I think this will push us into a slow path if any of the high 32bits of %rax are set, and we end up going through vector_enter long enough to find the lock is actually free (and always has been).
Updated by Rich Lowe almost 10 years ago
When searching for the processor manuals to confirm this theory, one of the hits was an old bugs.opensolaris.org bug (6958602) stating basically what I said above, and containing a DTrace script to test the unnecessary block theory.

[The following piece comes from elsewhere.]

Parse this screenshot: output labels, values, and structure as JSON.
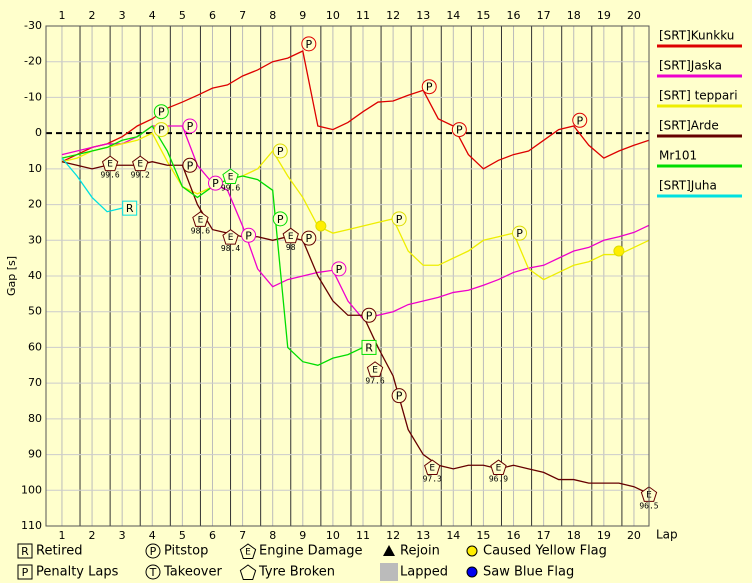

The google cached copy is: http://webcache.googleusercontent.com/search?q=cache:_TH8yRL3TvYJ:bugs.opensolaris.org/bugdatabase/view_bug.do%3Bjsessionid%3D4cbbe2b16c2f2f9397445cead61c%3Fbug_id%3D6958602
Updated by Rich Lowe almost 10 years ago
- Status changed from New to Rejected
ah! xorl %eax, %eax will 0-extend and clear all of %rax. (which differs from how %ax and %eax are treated 16bit v. 32bit-ishly).